The ability of non-thermal low intensity US to induce apoptosis has been investigated [7], [8], [9], [10], [11], [12], [13]. In our previous study, we have shown that apoptosis can be induced on cancer cells in vitro even at intensities sub-threshold for cell lysis, and initially increases with intensities that can induce cell lysis. At much higher intensities however, cell lysis always predominates over apoptosis. Using such in vitro set up, we also have shown that apoptosis at lower intensities can be enhanced by hyperthermia [7], by hypotonia [9] and by a temperature dependent free radical generator [11]. Despite the enhanced level of apoptosis in those combined treatment, the portion of cells that went apoptotic remained low and were always associated with enhanced cell lysis and necrosis.

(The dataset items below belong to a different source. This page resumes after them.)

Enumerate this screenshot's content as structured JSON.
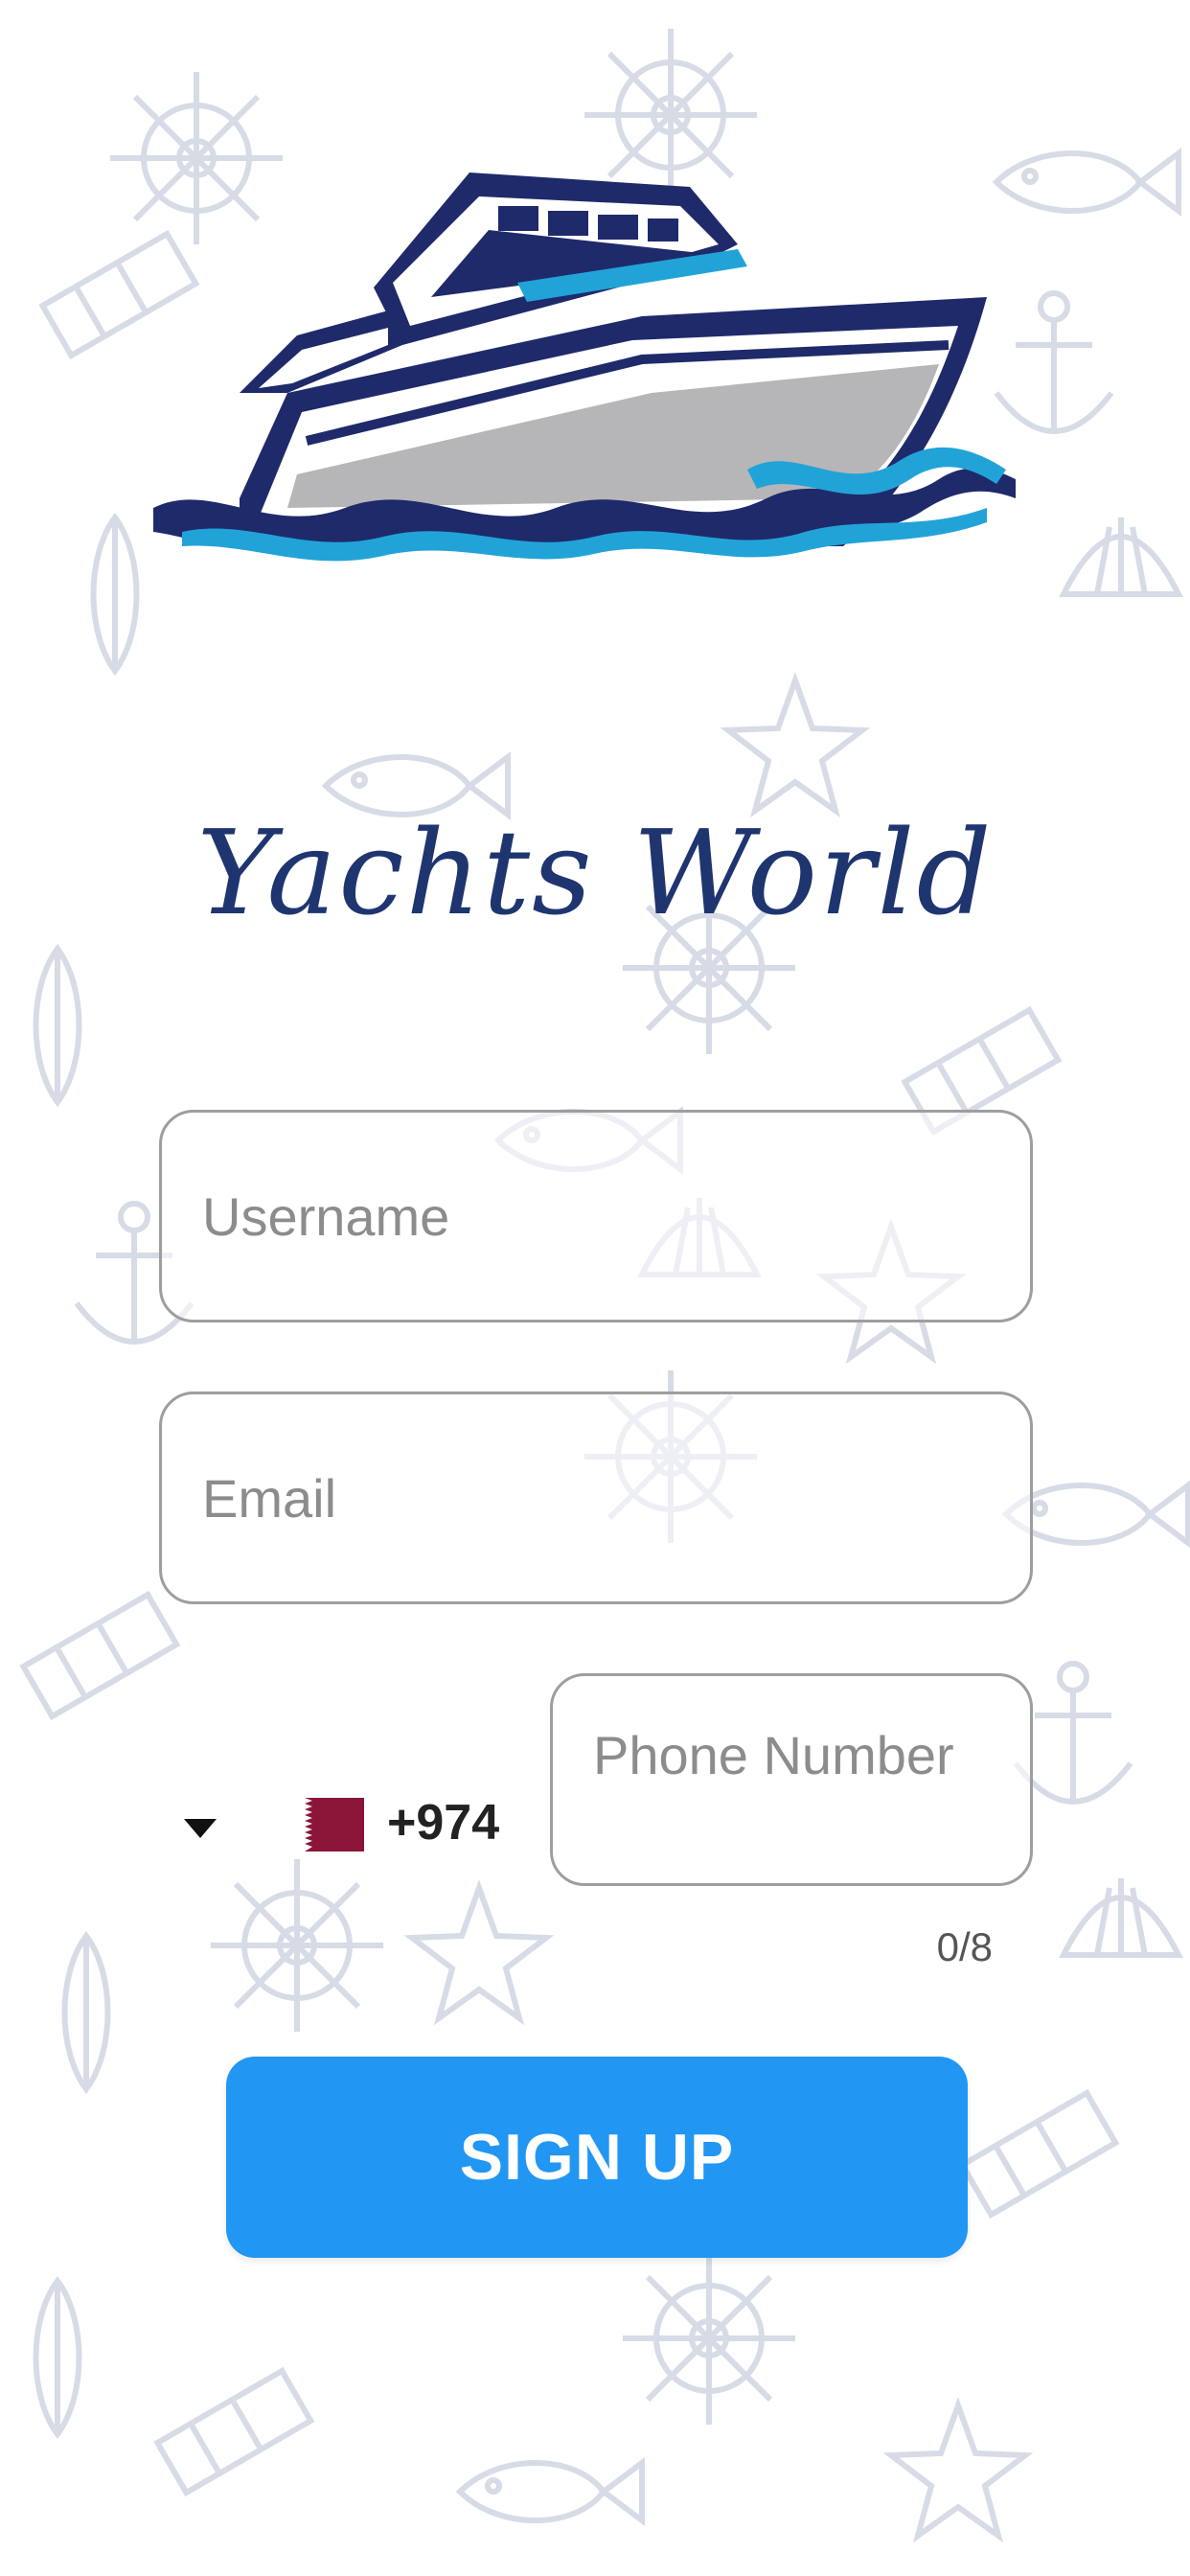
{
  "app": {
    "name": "Yachts World"
  },
  "form": {
    "username": {
      "placeholder": "Username",
      "value": ""
    },
    "email": {
      "placeholder": "Email",
      "value": ""
    },
    "phone": {
      "placeholder": "Phone Number",
      "value": "",
      "country_code": "+974",
      "counter": "0/8"
    },
    "submit_label": "SIGN UP"
  },
  "icons": {
    "logo": "yacht-logo",
    "country_caret": "caret-down-icon",
    "country_flag": "qatar-flag-icon"
  },
  "colors": {
    "brand_navy": "#1f2a6b",
    "wave_cyan": "#22a3d8",
    "primary_button": "#2196f3",
    "field_border": "#9e9e9e",
    "flag_maroon": "#8a1538"
  }
}
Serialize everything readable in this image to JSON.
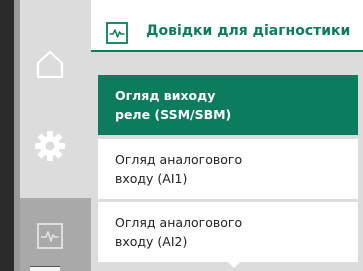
{
  "header": {
    "title": "Довідки для діагностики",
    "icon": "diagnostics-pulse-icon"
  },
  "nav": {
    "items": [
      {
        "id": "home",
        "icon": "home-icon"
      },
      {
        "id": "settings",
        "icon": "gear-icon"
      },
      {
        "id": "diagnostics",
        "icon": "diagnostics-pulse-icon",
        "active": true
      }
    ]
  },
  "menu": {
    "items": [
      {
        "line1": "Огляд виходу",
        "line2": "реле (SSM/SBM)",
        "selected": true
      },
      {
        "line1": "Огляд аналогового",
        "line2": "входу (AI1)",
        "selected": false
      },
      {
        "line1": "Огляд аналогового",
        "line2": "входу (AI2)",
        "selected": false
      }
    ]
  },
  "colors": {
    "accent": "#0d7b5e",
    "rail": "#d5d5d5",
    "rail_active": "#a9a9a9",
    "background": "#dcdcdc"
  }
}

In our previous studies, we have hypothesized that the mechanism involved in the bioeffects of low intensity US is mechanical in nature, which we previously termed ‘sonomechanical’ effects [9], and that the degree of membrane damage and how effective cells institute the membrane repair are pivotal in understanding the shift of cell killing from lysis to apoptosis and vice versa. From this concept, we hypothesized that inducing certain degree of membrane damage and allowing the repair mechanism to deal with the damage will promote cell killing that does not instantly lyse the cells, particularly apoptosis. To verify this hypothesis, it is the aim of this present study to search for an ‘ideal condition’ to attain such an optimal apoptosis induction by low intensity pulsed US. Furthermore, roles of free radicals and signal transduction [14] will also be investigated to elucidate the mechanism involved.